Ele estava sentado no chão, com as costas encostadas na cama. Se esticasse a mão, Tahira podia tocar seus cabelos — que estavam soltos e molhados, muito provavelmente por ter tomado banho há pouco tempo. Kaluanã mexia no notebook em seu colo, mas assim que sentiu seu movimento voltou-se para encará-la com um olhar avaliativo.

— Está melhor?

Ela apenas assentiu.

— Fome?

Tahira negou.

— Se não quiser comida, tudo bem, mas ficar o dia todo sem nada vai te fazer mal. — seu tom era ameno. — Trouxe outras coisas.

E como uma criança mostrando a outra seus pequenos tesouros, ele abriu uma sacola lotada de doces, biscoitos, besteiras e outras coisas que ela não comia fazia muito tempo.

— Preciso tomar um banho antes. — Sorriu. — Voltar a me sentir uma pessoa.

Meio receoso, ele concordou. Se arrastando até o banheiro, ela cozinhou debaixo da água escaldante por um tempo considerável.

No quarto, Kaluanã estava na mesma posição quando voltou. Indo até a cama, ela esticou as mãos para secar o cabelo, mas a ação fez algo estranho na sua barriga, com uma careta, desistiu da tarefa. Vendo isso, Kalu se levantou.

— Eu faço isso. — E com mãos habilidosas, a sentou na cama enquanto pegava a toalha.

Obedientemente, de uma forma que destoava completamente da sua personalidade, Tahira permitiu que ele secasse seus cabelos. Fechou os olhos, apoiando a testa na barriga dele, absorvendo seu calor e cheiro, algo como hortelã, tabaco e Kalu. Ele foi cuidadoso e metódico, os dedos longos entre os fios quase lhe fizeram cochilar.
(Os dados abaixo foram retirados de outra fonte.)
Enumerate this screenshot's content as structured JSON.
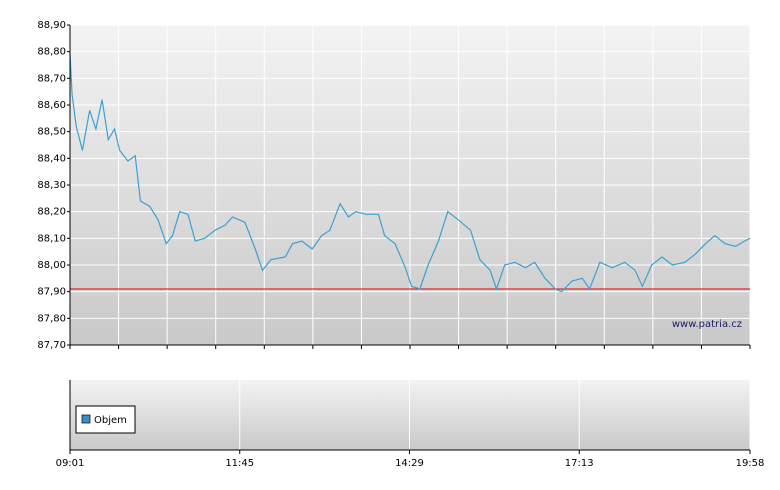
{
  "chart_data": [
    {
      "type": "line",
      "x": [
        "09:01",
        "09:03",
        "09:07",
        "09:13",
        "09:20",
        "09:26",
        "09:32",
        "09:38",
        "09:44",
        "09:49",
        "09:57",
        "10:04",
        "10:09",
        "10:18",
        "10:26",
        "10:34",
        "10:40",
        "10:47",
        "10:55",
        "11:02",
        "11:11",
        "11:21",
        "11:31",
        "11:38",
        "11:50",
        "12:00",
        "12:07",
        "12:15",
        "12:29",
        "12:36",
        "12:45",
        "12:55",
        "13:04",
        "13:12",
        "13:22",
        "13:30",
        "13:37",
        "13:47",
        "13:59",
        "14:05",
        "14:15",
        "14:25",
        "14:31",
        "14:39",
        "14:47",
        "14:57",
        "15:06",
        "15:16",
        "15:28",
        "15:37",
        "15:47",
        "15:53",
        "16:01",
        "16:11",
        "16:21",
        "16:30",
        "16:40",
        "16:50",
        "16:56",
        "17:06",
        "17:16",
        "17:23",
        "17:33",
        "17:45",
        "17:57",
        "18:07",
        "18:14",
        "18:23",
        "18:33",
        "18:43",
        "18:55",
        "19:05",
        "19:15",
        "19:24",
        "19:34",
        "19:44",
        "19:53",
        "19:58"
      ],
      "series": [
        {
          "color": "#3ea0d0",
          "values": [
            88.79,
            88.64,
            88.52,
            88.43,
            88.58,
            88.51,
            88.62,
            88.47,
            88.51,
            88.43,
            88.39,
            88.41,
            88.24,
            88.22,
            88.17,
            88.08,
            88.11,
            88.2,
            88.19,
            88.09,
            88.1,
            88.13,
            88.15,
            88.18,
            88.16,
            88.06,
            87.98,
            88.02,
            88.03,
            88.08,
            88.09,
            88.06,
            88.11,
            88.13,
            88.23,
            88.18,
            88.2,
            88.19,
            88.19,
            88.11,
            88.08,
            87.99,
            87.92,
            87.91,
            88.0,
            88.09,
            88.2,
            88.17,
            88.13,
            88.02,
            87.98,
            87.91,
            88.0,
            88.01,
            87.99,
            88.01,
            87.95,
            87.91,
            87.9,
            87.94,
            87.95,
            87.91,
            88.01,
            87.99,
            88.01,
            87.98,
            87.92,
            88.0,
            88.03,
            88.0,
            88.01,
            88.04,
            88.08,
            88.11,
            88.08,
            88.07,
            88.09,
            88.1
          ]
        }
      ],
      "xlim": [
        "09:01",
        "19:58"
      ],
      "xticks": [
        "09:01",
        "11:45",
        "14:29",
        "17:13",
        "19:58"
      ],
      "ylim": [
        87.7,
        88.9
      ],
      "yticks": [
        {
          "value": 87.7,
          "label": "87,70"
        },
        {
          "value": 87.8,
          "label": "87,80"
        },
        {
          "value": 87.9,
          "label": "87,90"
        },
        {
          "value": 88.0,
          "label": "88,00"
        },
        {
          "value": 88.1,
          "label": "88,10"
        },
        {
          "value": 88.2,
          "label": "88,20"
        },
        {
          "value": 88.3,
          "label": "88,30"
        },
        {
          "value": 88.4,
          "label": "88,40"
        },
        {
          "value": 88.5,
          "label": "88,50"
        },
        {
          "value": 88.6,
          "label": "88,60"
        },
        {
          "value": 88.7,
          "label": "88,70"
        },
        {
          "value": 88.8,
          "label": "88,80"
        },
        {
          "value": 88.9,
          "label": "88,90"
        }
      ],
      "reference_line": {
        "value": 87.91,
        "color": "#e00000"
      },
      "watermark": "www.patria.cz",
      "grid": true
    },
    {
      "type": "bar",
      "series": [
        {
          "name": "Objem",
          "color": "#3f8fc4",
          "values": []
        }
      ],
      "legend": "upper left"
    }
  ]
}
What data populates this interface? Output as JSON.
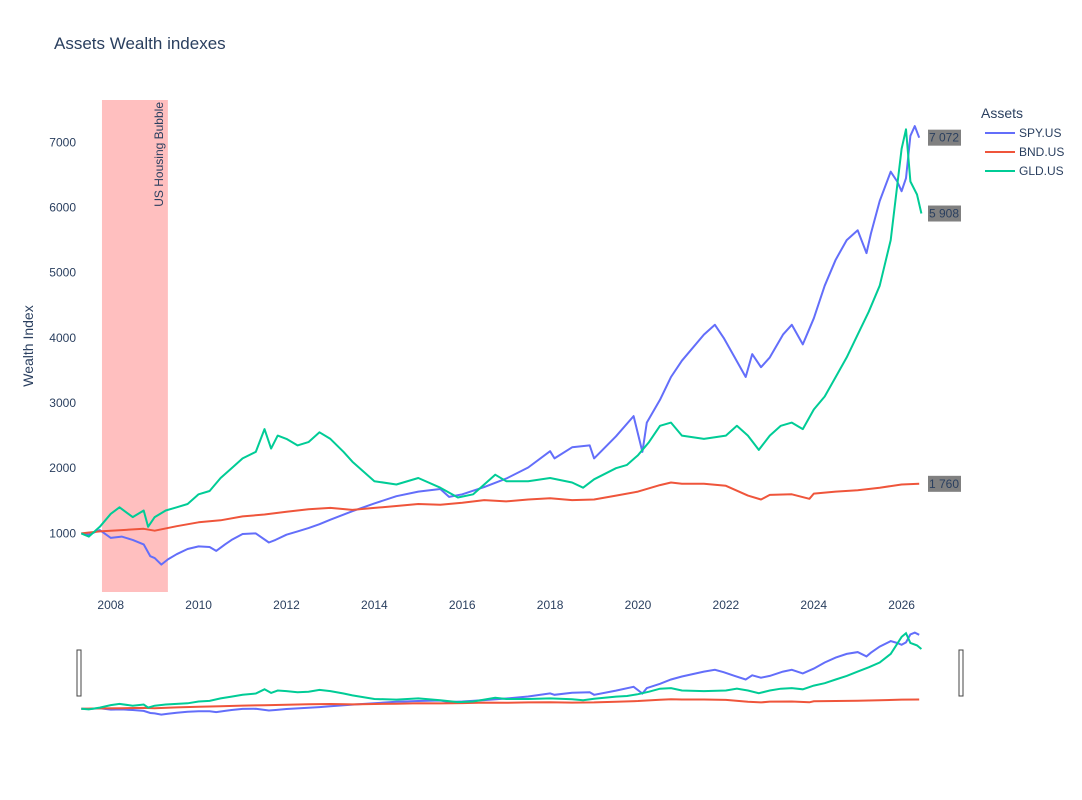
{
  "chart_data": {
    "type": "line",
    "title": "Assets Wealth indexes",
    "ylabel": "Wealth Index",
    "xlabel": "",
    "xlim": [
      2007.3,
      2026.6
    ],
    "ylim": [
      100,
      7650
    ],
    "x_ticks": [
      2008,
      2010,
      2012,
      2014,
      2016,
      2018,
      2020,
      2022,
      2024,
      2026
    ],
    "y_ticks": [
      1000,
      2000,
      3000,
      4000,
      5000,
      6000,
      7000
    ],
    "grid": false,
    "legend": {
      "title": "Assets",
      "position": "top-right"
    },
    "shaded_region": {
      "label": "US Housing Bubble",
      "x0": 2007.8,
      "x1": 2009.3,
      "color": "#ffbfbf"
    },
    "end_labels": [
      {
        "series": "SPY.US",
        "text": "7 072",
        "value": 7072
      },
      {
        "series": "GLD.US",
        "text": "5 908",
        "value": 5908
      },
      {
        "series": "BND.US",
        "text": "1 760",
        "value": 1760
      }
    ],
    "series": [
      {
        "name": "SPY.US",
        "color": "#636efa",
        "x": [
          2007.33,
          2007.5,
          2007.75,
          2008.0,
          2008.25,
          2008.5,
          2008.75,
          2008.9,
          2009.0,
          2009.15,
          2009.3,
          2009.5,
          2009.75,
          2010.0,
          2010.25,
          2010.4,
          2010.6,
          2010.75,
          2011.0,
          2011.3,
          2011.6,
          2011.75,
          2012.0,
          2012.25,
          2012.5,
          2012.75,
          2013.0,
          2013.5,
          2014.0,
          2014.5,
          2015.0,
          2015.5,
          2015.7,
          2016.0,
          2016.5,
          2017.0,
          2017.5,
          2018.0,
          2018.1,
          2018.5,
          2018.9,
          2019.0,
          2019.5,
          2019.9,
          2020.1,
          2020.2,
          2020.5,
          2020.75,
          2021.0,
          2021.5,
          2021.75,
          2021.95,
          2022.2,
          2022.45,
          2022.6,
          2022.8,
          2023.0,
          2023.3,
          2023.5,
          2023.75,
          2024.0,
          2024.25,
          2024.5,
          2024.75,
          2025.0,
          2025.2,
          2025.3,
          2025.5,
          2025.75,
          2025.9,
          2026.0,
          2026.1,
          2026.2,
          2026.3,
          2026.4
        ],
        "values": [
          1000,
          980,
          1050,
          930,
          950,
          900,
          830,
          650,
          620,
          520,
          600,
          680,
          760,
          800,
          790,
          730,
          830,
          900,
          990,
          1000,
          860,
          900,
          980,
          1030,
          1080,
          1140,
          1210,
          1340,
          1460,
          1570,
          1640,
          1680,
          1560,
          1600,
          1710,
          1840,
          2010,
          2260,
          2150,
          2320,
          2350,
          2150,
          2490,
          2800,
          2250,
          2700,
          3050,
          3400,
          3650,
          4050,
          4200,
          4000,
          3700,
          3400,
          3750,
          3550,
          3700,
          4050,
          4200,
          3900,
          4300,
          4800,
          5200,
          5500,
          5650,
          5300,
          5600,
          6100,
          6550,
          6400,
          6250,
          6450,
          7100,
          7250,
          7072
        ]
      },
      {
        "name": "BND.US",
        "color": "#ef553b",
        "x": [
          2007.33,
          2007.75,
          2008.25,
          2008.75,
          2009.0,
          2009.5,
          2010.0,
          2010.5,
          2011.0,
          2011.5,
          2012.0,
          2012.5,
          2013.0,
          2013.5,
          2014.0,
          2014.5,
          2015.0,
          2015.5,
          2016.0,
          2016.5,
          2017.0,
          2017.5,
          2018.0,
          2018.5,
          2019.0,
          2019.5,
          2020.0,
          2020.5,
          2020.75,
          2021.0,
          2021.5,
          2022.0,
          2022.5,
          2022.8,
          2023.0,
          2023.5,
          2023.9,
          2024.0,
          2024.5,
          2025.0,
          2025.5,
          2026.0,
          2026.4
        ],
        "values": [
          1000,
          1030,
          1050,
          1070,
          1040,
          1110,
          1170,
          1200,
          1260,
          1290,
          1330,
          1370,
          1390,
          1360,
          1390,
          1420,
          1450,
          1440,
          1470,
          1510,
          1490,
          1520,
          1540,
          1510,
          1520,
          1580,
          1640,
          1740,
          1780,
          1760,
          1760,
          1730,
          1580,
          1520,
          1590,
          1600,
          1530,
          1610,
          1640,
          1660,
          1700,
          1750,
          1760
        ]
      },
      {
        "name": "GLD.US",
        "color": "#00cc96",
        "x": [
          2007.33,
          2007.5,
          2007.75,
          2008.0,
          2008.2,
          2008.5,
          2008.75,
          2008.85,
          2009.0,
          2009.25,
          2009.5,
          2009.75,
          2010.0,
          2010.25,
          2010.5,
          2010.75,
          2011.0,
          2011.3,
          2011.5,
          2011.65,
          2011.8,
          2012.0,
          2012.25,
          2012.5,
          2012.75,
          2013.0,
          2013.3,
          2013.5,
          2014.0,
          2014.5,
          2015.0,
          2015.5,
          2015.9,
          2016.25,
          2016.5,
          2016.75,
          2017.0,
          2017.5,
          2018.0,
          2018.5,
          2018.75,
          2019.0,
          2019.5,
          2019.75,
          2020.0,
          2020.25,
          2020.5,
          2020.75,
          2021.0,
          2021.5,
          2022.0,
          2022.25,
          2022.5,
          2022.75,
          2023.0,
          2023.25,
          2023.5,
          2023.75,
          2024.0,
          2024.25,
          2024.5,
          2024.75,
          2025.0,
          2025.25,
          2025.5,
          2025.75,
          2026.0,
          2026.1,
          2026.2,
          2026.35,
          2026.45
        ],
        "values": [
          1000,
          950,
          1100,
          1300,
          1400,
          1250,
          1350,
          1100,
          1250,
          1350,
          1400,
          1450,
          1600,
          1650,
          1850,
          2000,
          2150,
          2250,
          2600,
          2300,
          2500,
          2450,
          2350,
          2400,
          2550,
          2450,
          2250,
          2100,
          1800,
          1750,
          1850,
          1700,
          1550,
          1600,
          1750,
          1900,
          1800,
          1800,
          1850,
          1780,
          1700,
          1830,
          2000,
          2050,
          2200,
          2400,
          2650,
          2700,
          2500,
          2450,
          2500,
          2650,
          2500,
          2280,
          2500,
          2650,
          2700,
          2600,
          2900,
          3100,
          3400,
          3700,
          4050,
          4400,
          4800,
          5500,
          6900,
          7200,
          6400,
          6200,
          5908
        ]
      }
    ]
  }
}
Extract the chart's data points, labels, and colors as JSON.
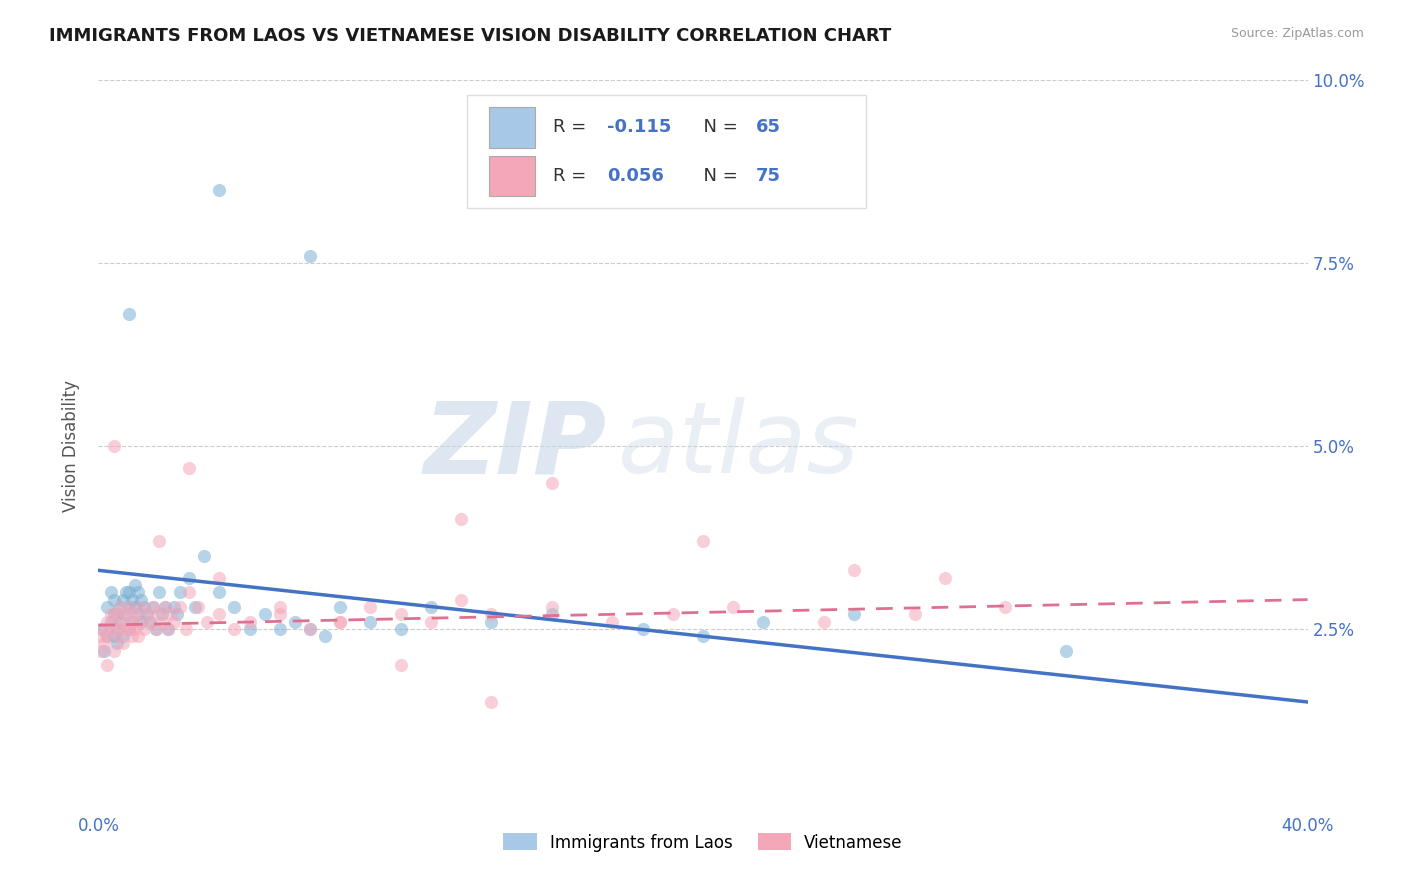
{
  "title": "IMMIGRANTS FROM LAOS VS VIETNAMESE VISION DISABILITY CORRELATION CHART",
  "source": "Source: ZipAtlas.com",
  "ylabel": "Vision Disability",
  "xlim": [
    0.0,
    0.4
  ],
  "ylim": [
    0.0,
    0.1
  ],
  "xticks": [
    0.0,
    0.05,
    0.1,
    0.15,
    0.2,
    0.25,
    0.3,
    0.35,
    0.4
  ],
  "yticks": [
    0.0,
    0.025,
    0.05,
    0.075,
    0.1
  ],
  "yticklabels_right": [
    "",
    "2.5%",
    "5.0%",
    "7.5%",
    "10.0%"
  ],
  "watermark_zip": "ZIP",
  "watermark_atlas": "atlas",
  "laos_color": "#7bafd4",
  "laos_legend_color": "#a8c8e8",
  "viet_color": "#f4a7b9",
  "viet_legend_color": "#f4a7b9",
  "line_laos_color": "#4472c4",
  "line_viet_color": "#e07090",
  "background_color": "#ffffff",
  "grid_color": "#cccccc",
  "title_color": "#1a1a1a",
  "axis_label_color": "#555555",
  "tick_color": "#4472c4",
  "source_color": "#999999",
  "laos_line_y0": 0.033,
  "laos_line_y1": 0.015,
  "viet_line_y0": 0.0255,
  "viet_line_y1": 0.029,
  "laos_scatter": {
    "x": [
      0.001,
      0.002,
      0.003,
      0.003,
      0.004,
      0.004,
      0.005,
      0.005,
      0.005,
      0.006,
      0.006,
      0.006,
      0.007,
      0.007,
      0.008,
      0.008,
      0.009,
      0.009,
      0.01,
      0.01,
      0.01,
      0.011,
      0.011,
      0.012,
      0.012,
      0.013,
      0.013,
      0.014,
      0.014,
      0.015,
      0.016,
      0.017,
      0.018,
      0.019,
      0.02,
      0.021,
      0.022,
      0.023,
      0.025,
      0.026,
      0.027,
      0.03,
      0.032,
      0.035,
      0.04,
      0.045,
      0.05,
      0.055,
      0.06,
      0.065,
      0.07,
      0.075,
      0.08,
      0.09,
      0.1,
      0.11,
      0.13,
      0.15,
      0.18,
      0.2,
      0.22,
      0.25,
      0.32,
      0.01,
      0.04,
      0.07
    ],
    "y": [
      0.025,
      0.022,
      0.028,
      0.024,
      0.03,
      0.026,
      0.027,
      0.024,
      0.029,
      0.025,
      0.027,
      0.023,
      0.028,
      0.026,
      0.029,
      0.024,
      0.03,
      0.027,
      0.028,
      0.025,
      0.03,
      0.029,
      0.026,
      0.031,
      0.028,
      0.03,
      0.027,
      0.029,
      0.026,
      0.028,
      0.027,
      0.026,
      0.028,
      0.025,
      0.03,
      0.027,
      0.028,
      0.025,
      0.028,
      0.027,
      0.03,
      0.032,
      0.028,
      0.035,
      0.03,
      0.028,
      0.025,
      0.027,
      0.025,
      0.026,
      0.025,
      0.024,
      0.028,
      0.026,
      0.025,
      0.028,
      0.026,
      0.027,
      0.025,
      0.024,
      0.026,
      0.027,
      0.022,
      0.068,
      0.085,
      0.076
    ]
  },
  "viet_scatter": {
    "x": [
      0.001,
      0.001,
      0.002,
      0.002,
      0.003,
      0.003,
      0.004,
      0.004,
      0.005,
      0.005,
      0.006,
      0.006,
      0.007,
      0.007,
      0.008,
      0.008,
      0.009,
      0.009,
      0.01,
      0.01,
      0.011,
      0.011,
      0.012,
      0.012,
      0.013,
      0.013,
      0.014,
      0.015,
      0.016,
      0.017,
      0.018,
      0.019,
      0.02,
      0.021,
      0.022,
      0.023,
      0.024,
      0.025,
      0.027,
      0.029,
      0.03,
      0.033,
      0.036,
      0.04,
      0.045,
      0.05,
      0.06,
      0.07,
      0.08,
      0.09,
      0.1,
      0.11,
      0.12,
      0.13,
      0.15,
      0.17,
      0.19,
      0.21,
      0.24,
      0.27,
      0.3,
      0.005,
      0.03,
      0.12,
      0.15,
      0.2,
      0.25,
      0.28,
      0.003,
      0.02,
      0.04,
      0.06,
      0.08,
      0.1,
      0.13
    ],
    "y": [
      0.024,
      0.022,
      0.025,
      0.023,
      0.026,
      0.024,
      0.027,
      0.025,
      0.026,
      0.022,
      0.027,
      0.024,
      0.028,
      0.025,
      0.026,
      0.023,
      0.027,
      0.025,
      0.028,
      0.025,
      0.026,
      0.024,
      0.027,
      0.025,
      0.026,
      0.024,
      0.028,
      0.025,
      0.027,
      0.026,
      0.028,
      0.025,
      0.027,
      0.026,
      0.028,
      0.025,
      0.027,
      0.026,
      0.028,
      0.025,
      0.03,
      0.028,
      0.026,
      0.027,
      0.025,
      0.026,
      0.027,
      0.025,
      0.026,
      0.028,
      0.027,
      0.026,
      0.029,
      0.027,
      0.028,
      0.026,
      0.027,
      0.028,
      0.026,
      0.027,
      0.028,
      0.05,
      0.047,
      0.04,
      0.045,
      0.037,
      0.033,
      0.032,
      0.02,
      0.037,
      0.032,
      0.028,
      0.026,
      0.02,
      0.015
    ]
  }
}
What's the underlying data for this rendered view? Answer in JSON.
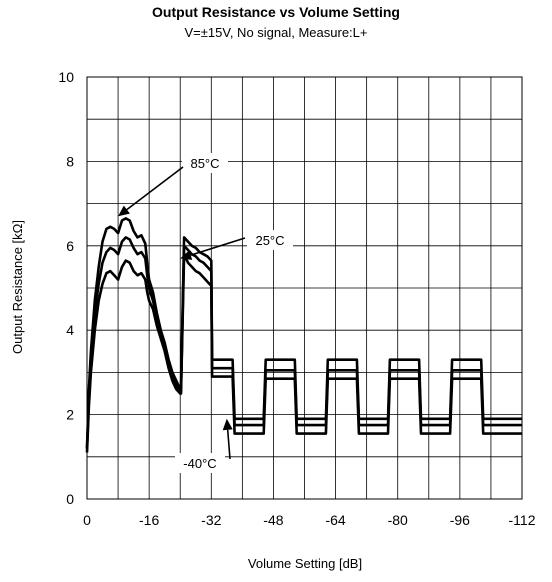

Ao terminar, Kaluanã foi estender a toalha, mas logo retornou. Ela se recostou na cama para comer as coisas que ele havia trago.

— Ainda dói?

— Um pouco. — A loira deu de ombros.

Após hesitar por um momento, ele se aproximou e colocou a mão na testa dela. Tahira se segurou para não rir, sabia que deveria dizer a ele em algum momento que febre não era sintoma de cólica, mas não pode.

Ele parecia tão fofo e desajeitado fazendo aquilo.

— Quer assistir um filme?

Sua resposta foi chegar para o lado, sem precisar de mais incentivo, ele deitou na cama e posicionou o notebook em seu colo. Enquanto ele escolhia o que iria ser — parando para comentar a sinopse de um ou outro — ela comia. Acabaram por selecionar um filme trash de terror — um dos preferidos de Tahira.

Em certo momento — quando já havia acabado de comer e o filme já estava na metade — Tahira havia apoiado a cabeça no peito dele, ouvindo as batidas ritmadas do seu coração. Distraidamente, Kalu começou a fazer carinho no seu cabelo.

Deitada nos braços do garoto que gostava, ela se sentiu absurdamente protegida.